Investigating municipalities’ legitimacy considerations when deciding to make or buy public sector AI applications

Marissa HOEKSTRA1,2, Alex Ingrams2

1TNO; 2Leiden University

In the debate on legitimacy of public sector AI applications there is a strong focus on judgements of the output of the AI application. However, only focusing on the output of an AI application is not sufficient. The development process should also be assessed in terms of legitimacy, as these choices can threaten democratic procedures, and thus have an impact on legitimacy of the AI application. One of the choices in the development of public sector AI is who is involved in how the AI application gets built. Organizations can choose: to make the AI application in-house in the organization, to collaborate with another organization to build the AI application or to buy the AI application from another party. In the literature there is currently no concept that describes this aspect. Therefore this research proposes to conceptualize this choice as the concept: configurations in building public sector AI applications. It is currently unclear if and how public professionals in public sector organizations deliberately and strategically think about the choice to make, collaborate or buy public sector AI. Therefore the aim of this study is to answer the following research question: Which type of legitimacy considerations are taken into account in the decision for a certain configuration in building public sector AI applications? In order to answer this research question this study conducts a qualitative multiple case study by examining eight cases of municipal chatbots for public service delivery.



A clash of logics: Westminster budgeting for public sector AI adoption

Chloe Chadwick1, Nicholas Robinson2, Nathan Davies1

1University of Oxford, United Kingdom; 2Hertie School, Germany

There is growing interest among governments and policymakers in the potential of artificial intelligence (AI) to improve service delivery, productivity, and management (Mergel et al., 2023; Bright et al., 2024). Yet despite the proliferation of Generative AI, commoditisation of foundation models, and the popularisation of open-source options, public sector adoption continues to lag, with most efforts confined to pilot or trial phases (OECD & UNESCO, 2024).

While much academic attention has been paid to how AI could enhance public budgeting (Valle-Cruz et al., 2022), far less has been given to how existing budgeting and public financial management systems may constrain AI adoption, even when adapted for digital projects. This paper argues that current budgeting rules, shaped by legacy infrastructure funding models and New Public Management reforms, are often poorly aligned to the financial demands of AI implementation. Successful adoption requires not only upfront and sustained investment, but also strengthened internal capabilities and cross-departmental coordination, all of which challenge traditional public sector budgeting practices.

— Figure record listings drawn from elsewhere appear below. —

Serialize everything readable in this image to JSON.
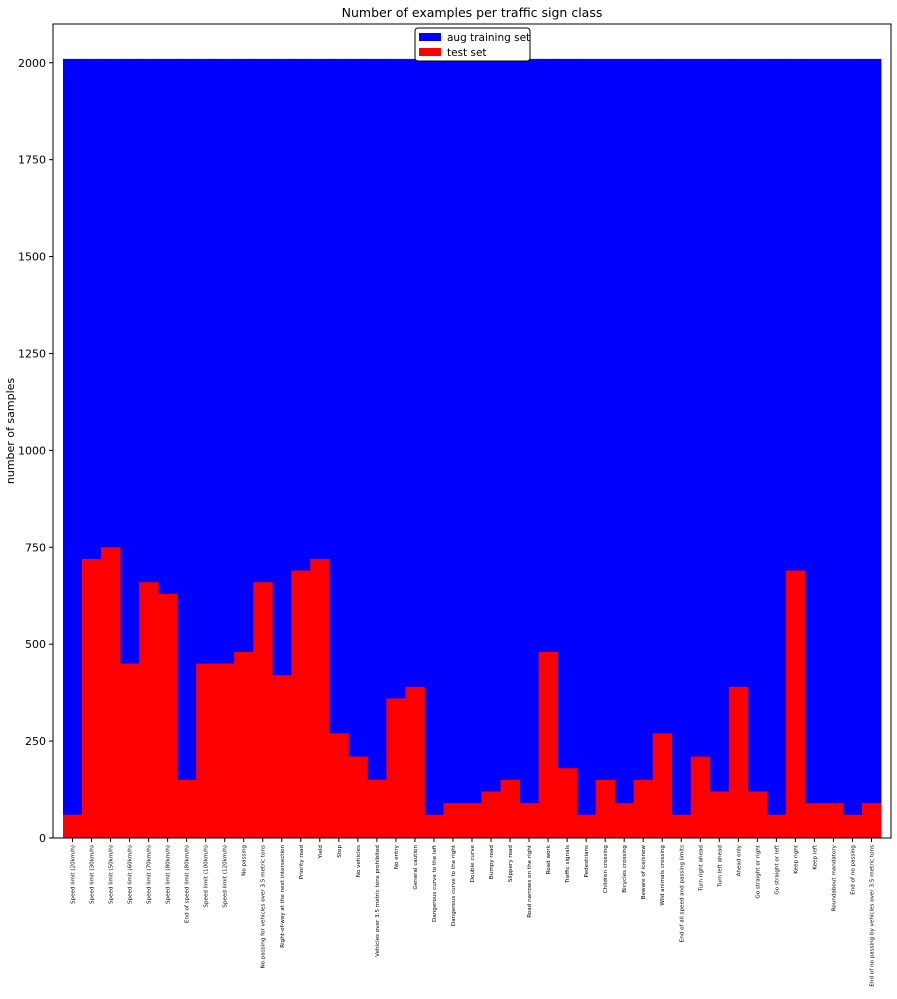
{
  "chart_data": {
    "type": "bar",
    "title": "Number of examples per traffic sign class",
    "xlabel": "",
    "ylabel": "number of samples",
    "ylim": [
      0,
      2100
    ],
    "yticks": [
      0,
      250,
      500,
      750,
      1000,
      1250,
      1500,
      1750,
      2000
    ],
    "legend_position": "top-center",
    "grid": false,
    "categories": [
      "Speed limit (20km/h)",
      "Speed limit (30km/h)",
      "Speed limit (50km/h)",
      "Speed limit (60km/h)",
      "Speed limit (70km/h)",
      "Speed limit (80km/h)",
      "End of speed limit (80km/h)",
      "Speed limit (100km/h)",
      "Speed limit (120km/h)",
      "No passing",
      "No passing for vehicles over 3.5 metric tons",
      "Right-of-way at the next intersection",
      "Priority road",
      "Yield",
      "Stop",
      "No vehicles",
      "Vehicles over 3.5 metric tons prohibited",
      "No entry",
      "General caution",
      "Dangerous curve to the left",
      "Dangerous curve to the right",
      "Double curve",
      "Bumpy road",
      "Slippery road",
      "Road narrows on the right",
      "Road work",
      "Traffic signals",
      "Pedestrians",
      "Children crossing",
      "Bicycles crossing",
      "Beware of ice/snow",
      "Wild animals crossing",
      "End of all speed and passing limits",
      "Turn right ahead",
      "Turn left ahead",
      "Ahead only",
      "Go straight or right",
      "Go straight or left",
      "Keep right",
      "Keep left",
      "Roundabout mandatory",
      "End of no passing",
      "End of no passing by vehicles over 3.5 metric tons"
    ],
    "series": [
      {
        "name": "aug training set",
        "color": "#0000ff",
        "values": [
          2010,
          2010,
          2010,
          2010,
          2010,
          2010,
          2010,
          2010,
          2010,
          2010,
          2010,
          2010,
          2010,
          2010,
          2010,
          2010,
          2010,
          2010,
          2010,
          2010,
          2010,
          2010,
          2010,
          2010,
          2010,
          2010,
          2010,
          2010,
          2010,
          2010,
          2010,
          2010,
          2010,
          2010,
          2010,
          2010,
          2010,
          2010,
          2010,
          2010,
          2010,
          2010,
          2010
        ]
      },
      {
        "name": "test set",
        "color": "#ff0000",
        "values": [
          60,
          720,
          750,
          450,
          660,
          630,
          150,
          450,
          450,
          480,
          660,
          420,
          690,
          720,
          270,
          210,
          150,
          360,
          390,
          60,
          90,
          90,
          120,
          150,
          90,
          480,
          180,
          60,
          150,
          90,
          150,
          270,
          60,
          210,
          120,
          390,
          120,
          60,
          690,
          90,
          90,
          60,
          90
        ]
      }
    ]
  }
}
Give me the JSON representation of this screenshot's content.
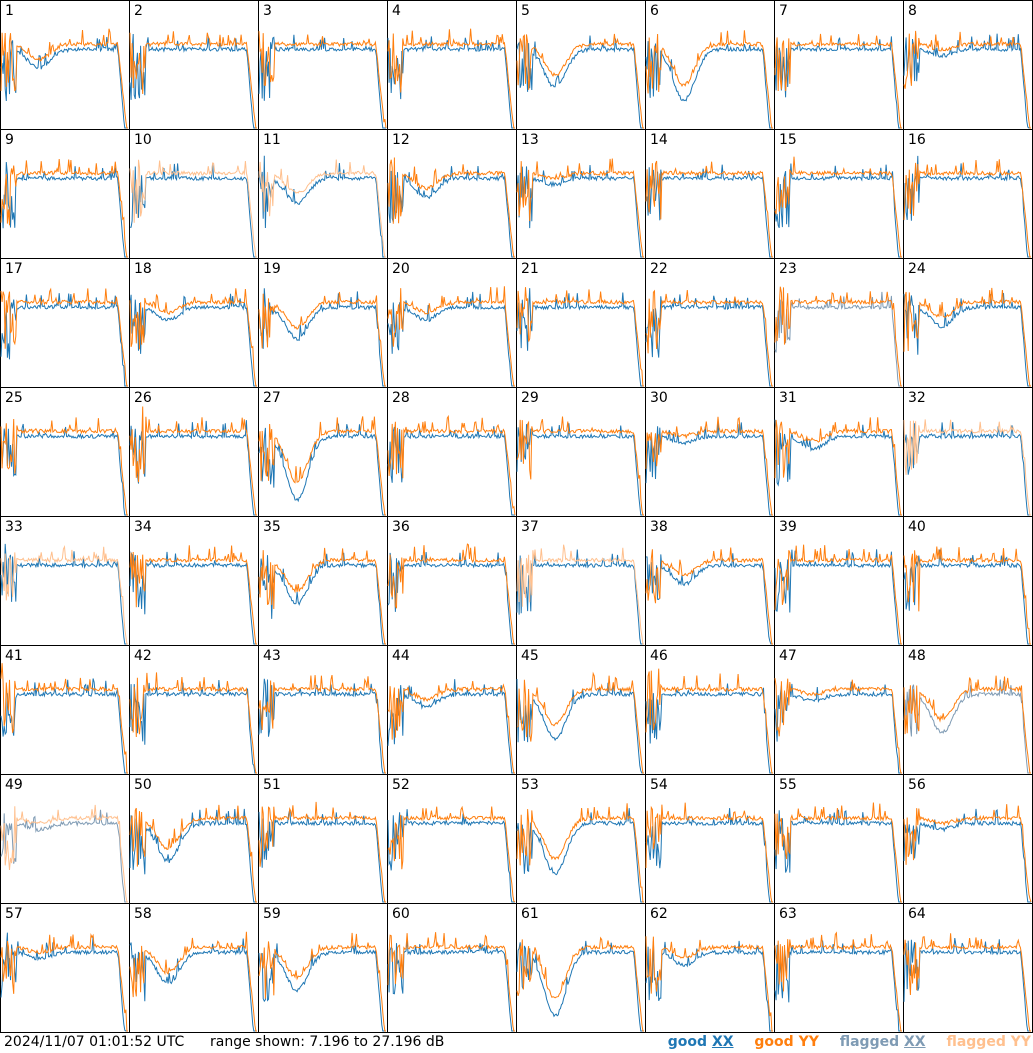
{
  "chart_data": {
    "type": "line",
    "panels": [
      "1",
      "2",
      "3",
      "4",
      "5",
      "6",
      "7",
      "8",
      "9",
      "10",
      "11",
      "12",
      "13",
      "14",
      "15",
      "16",
      "17",
      "18",
      "19",
      "20",
      "21",
      "22",
      "23",
      "24",
      "25",
      "26",
      "27",
      "28",
      "29",
      "30",
      "31",
      "32",
      "33",
      "34",
      "35",
      "36",
      "37",
      "38",
      "39",
      "40",
      "41",
      "42",
      "43",
      "44",
      "45",
      "46",
      "47",
      "48",
      "49",
      "50",
      "51",
      "52",
      "53",
      "54",
      "55",
      "56",
      "57",
      "58",
      "59",
      "60",
      "61",
      "62",
      "63",
      "64"
    ],
    "flagged": {
      "xx": [
        23,
        48,
        49
      ],
      "yy": [
        10,
        11,
        32,
        33,
        37,
        49
      ]
    },
    "range_min_db": 7.196,
    "range_max_db": 27.196,
    "grid": "8x8",
    "series_names": [
      "good XX",
      "good YY",
      "flagged XX",
      "flagged YY"
    ]
  },
  "footer": {
    "timestamp": "2024/11/07 01:01:52 UTC",
    "range_text": "range shown: 7.196 to 27.196 dB"
  },
  "legend": {
    "good": "good",
    "flagged": "flagged",
    "xx": "XX",
    "yy": "YY"
  },
  "colors": {
    "good_xx": "#1f77b4",
    "good_yy": "#ff7f0e",
    "flagged_xx": "#7f9bb4",
    "flagged_yy": "#ffc08e"
  }
}
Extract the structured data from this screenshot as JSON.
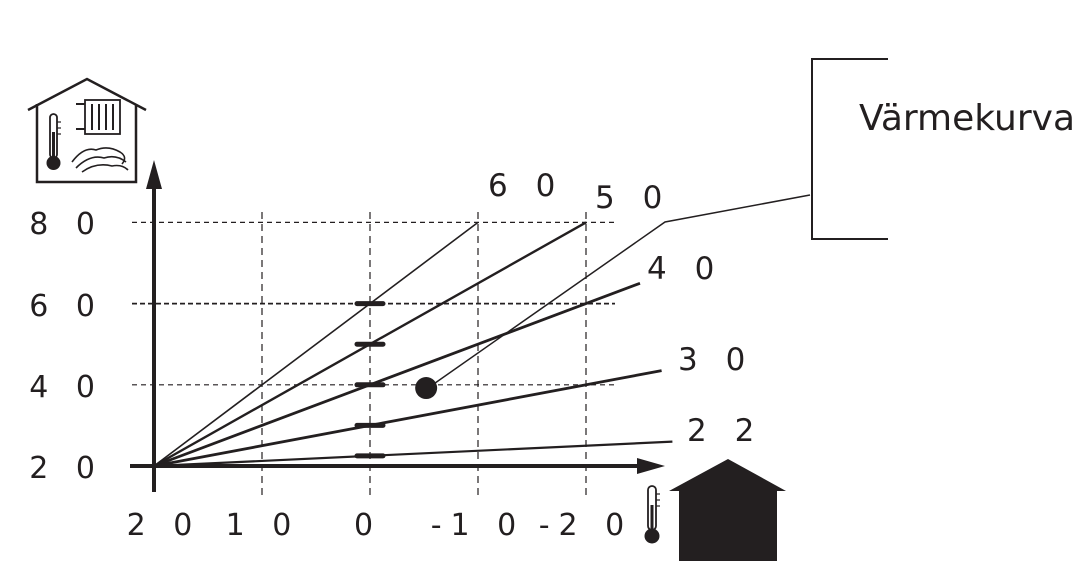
{
  "chart_data": {
    "type": "line",
    "title": "",
    "xlabel": "",
    "ylabel": "",
    "x_direction": "descending",
    "xlim": [
      20,
      -24
    ],
    "ylim": [
      20,
      83
    ],
    "grid": "dashed",
    "x_ticks": [
      {
        "value": 20,
        "label": "2 0"
      },
      {
        "value": 10,
        "label": "1 0"
      },
      {
        "value": 0,
        "label": "0"
      },
      {
        "value": -10,
        "label": "-1 0"
      },
      {
        "value": -20,
        "label": "-2 0"
      }
    ],
    "y_ticks": [
      {
        "value": 20,
        "label": "2 0"
      },
      {
        "value": 40,
        "label": "4 0"
      },
      {
        "value": 60,
        "label": "6 0"
      },
      {
        "value": 80,
        "label": "8 0"
      }
    ],
    "x_gridlines": [
      10,
      0,
      -10,
      -20
    ],
    "y_gridlines": [
      40,
      60,
      80
    ],
    "origin": {
      "x": 20,
      "y": 20
    },
    "series": [
      {
        "name": "6 0",
        "value_at_0": 60,
        "x_end": -10
      },
      {
        "name": "5 0",
        "value_at_0": 50,
        "x_end": -20
      },
      {
        "name": "4 0",
        "value_at_0": 40,
        "x_end": -25
      },
      {
        "name": "3 0",
        "value_at_0": 30,
        "x_end": -27
      },
      {
        "name": "2 2",
        "value_at_0": 22.5,
        "x_end": -28
      }
    ],
    "marker_point": {
      "x": -5.2,
      "y": 39.2
    },
    "callout": {
      "label": "Värmekurva"
    }
  },
  "icons": {
    "indoor": "house-radiator-floor-heating-thermometer-icon",
    "outdoor": "house-outdoor-thermometer-icon"
  },
  "colors": {
    "ink": "#231f20",
    "background": "#ffffff"
  }
}
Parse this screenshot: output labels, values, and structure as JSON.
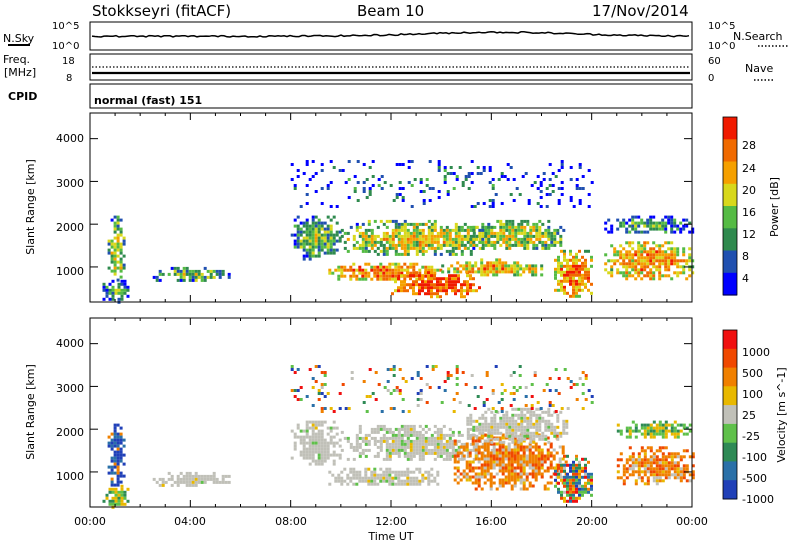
{
  "header": {
    "station": "Stokkseyri (fitACF)",
    "beam": "Beam 10",
    "date": "17/Nov/2014"
  },
  "noise_panel": {
    "left_label": "N.Sky",
    "right_label": "N.Search",
    "ticks_left": [
      "10^5",
      "10^0"
    ],
    "ticks_right": [
      "10^5",
      "10^0"
    ]
  },
  "freq_panel": {
    "left_label_line1": "Freq.",
    "left_label_line2": "[MHz]",
    "right_label": "Nave",
    "ticks_left": [
      "18",
      "8"
    ],
    "ticks_right": [
      "60",
      "0"
    ]
  },
  "cpid": {
    "label": "CPID",
    "value": "normal (fast) 151"
  },
  "time_axis": {
    "label": "Time UT",
    "ticks": [
      "00:00",
      "04:00",
      "08:00",
      "12:00",
      "16:00",
      "20:00",
      "00:00"
    ]
  },
  "colors": {
    "power_scale": [
      "#0000ff",
      "#2050b0",
      "#2f8a4e",
      "#55bb44",
      "#d8d81c",
      "#f5a000",
      "#f06a00",
      "#f01a00"
    ],
    "velocity_scale": [
      "#2040b8",
      "#2a70a8",
      "#2e8a55",
      "#5fc04a",
      "#c0c0b8",
      "#e8b800",
      "#f08000",
      "#f04800",
      "#f01010"
    ]
  },
  "chart_data": [
    {
      "type": "heatmap",
      "panel": "power",
      "xlabel": "Time UT",
      "ylabel": "Slant Range [km]",
      "xlim": [
        0,
        24
      ],
      "ylim": [
        180,
        4600
      ],
      "yticks": [
        "1000",
        "2000",
        "3000",
        "4000"
      ],
      "colorbar": {
        "label": "Power [dB]",
        "ticks": [
          "28",
          "24",
          "20",
          "16",
          "12",
          "8",
          "4"
        ],
        "range": [
          0,
          32
        ]
      },
      "regions": [
        {
          "t": [
            0.7,
            1.3
          ],
          "r": [
            700,
            2200
          ],
          "level": 0.55
        },
        {
          "t": [
            0.5,
            1.5
          ],
          "r": [
            200,
            700
          ],
          "level": 0.35
        },
        {
          "t": [
            2.5,
            5.5
          ],
          "r": [
            700,
            1000
          ],
          "level": 0.45
        },
        {
          "t": [
            8.0,
            10.0
          ],
          "r": [
            1200,
            2200
          ],
          "level": 0.45
        },
        {
          "t": [
            9.5,
            14.0
          ],
          "r": [
            700,
            1100
          ],
          "level": 0.8
        },
        {
          "t": [
            10.0,
            16.0
          ],
          "r": [
            1300,
            2100
          ],
          "level": 0.6
        },
        {
          "t": [
            12.0,
            15.5
          ],
          "r": [
            300,
            900
          ],
          "level": 0.95
        },
        {
          "t": [
            14.0,
            18.0
          ],
          "r": [
            800,
            1200
          ],
          "level": 0.7
        },
        {
          "t": [
            15.0,
            19.0
          ],
          "r": [
            1400,
            2100
          ],
          "level": 0.55
        },
        {
          "t": [
            18.5,
            20.0
          ],
          "r": [
            300,
            1400
          ],
          "level": 0.8
        },
        {
          "t": [
            20.5,
            24.0
          ],
          "r": [
            700,
            1600
          ],
          "level": 0.75
        },
        {
          "t": [
            20.5,
            24.0
          ],
          "r": [
            1800,
            2200
          ],
          "level": 0.35
        },
        {
          "t": [
            8.0,
            20.0
          ],
          "r": [
            2400,
            3500
          ],
          "level": 0.25
        }
      ]
    },
    {
      "type": "heatmap",
      "panel": "velocity",
      "xlabel": "Time UT",
      "ylabel": "Slant Range [km]",
      "xlim": [
        0,
        24
      ],
      "ylim": [
        180,
        4600
      ],
      "yticks": [
        "1000",
        "2000",
        "3000",
        "4000"
      ],
      "colorbar": {
        "label": "Velocity [m s^-1]",
        "ticks": [
          "1000",
          "500",
          "100",
          "25",
          "-25",
          "-100",
          "-500",
          "-1000"
        ]
      },
      "regions": [
        {
          "t": [
            0.7,
            1.3
          ],
          "r": [
            700,
            2200
          ],
          "kind": "blue"
        },
        {
          "t": [
            0.5,
            1.5
          ],
          "r": [
            200,
            700
          ],
          "kind": "green"
        },
        {
          "t": [
            2.5,
            5.5
          ],
          "r": [
            700,
            1000
          ],
          "kind": "grey"
        },
        {
          "t": [
            8.0,
            10.0
          ],
          "r": [
            1200,
            2200
          ],
          "kind": "grey"
        },
        {
          "t": [
            9.5,
            14.0
          ],
          "r": [
            700,
            1100
          ],
          "kind": "grey"
        },
        {
          "t": [
            10.0,
            16.0
          ],
          "r": [
            1300,
            2100
          ],
          "kind": "grey"
        },
        {
          "t": [
            14.5,
            19.0
          ],
          "r": [
            600,
            1900
          ],
          "kind": "orange"
        },
        {
          "t": [
            15.0,
            19.0
          ],
          "r": [
            1700,
            2500
          ],
          "kind": "grey"
        },
        {
          "t": [
            18.5,
            20.0
          ],
          "r": [
            300,
            1400
          ],
          "kind": "mix"
        },
        {
          "t": [
            21.0,
            24.0
          ],
          "r": [
            700,
            1600
          ],
          "kind": "orange"
        },
        {
          "t": [
            21.0,
            24.0
          ],
          "r": [
            1800,
            2200
          ],
          "kind": "green"
        },
        {
          "t": [
            8.0,
            20.0
          ],
          "r": [
            2400,
            3500
          ],
          "kind": "sparse"
        }
      ]
    }
  ]
}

Drawing on documentary analysis and in-depth interviews with fiscal and technology decision-makers in three Westminster systems – Australia, Canada, and the United Kingdom – this empirical study identifies a deeper institutional contradiction between entrenched public budgeting logics and the iterative, uncertain nature of AI development. We find that these tensions give rise to four archetypal organisational responses, each reflecting distinct attempts to resolve these conflicts.

Building on institutional logics literature, and extending recent work in public financial management, the paper demonstrates that budgeting should not be viewed as a neutral constraint but as a critical institutional lever. Addressing current barriers requires not just alternative funding mechanisms such as tranched investment or innovation funds, but more fundamentally, institutional innovation capable of reconciling competing logics of budgeting and AI implementation.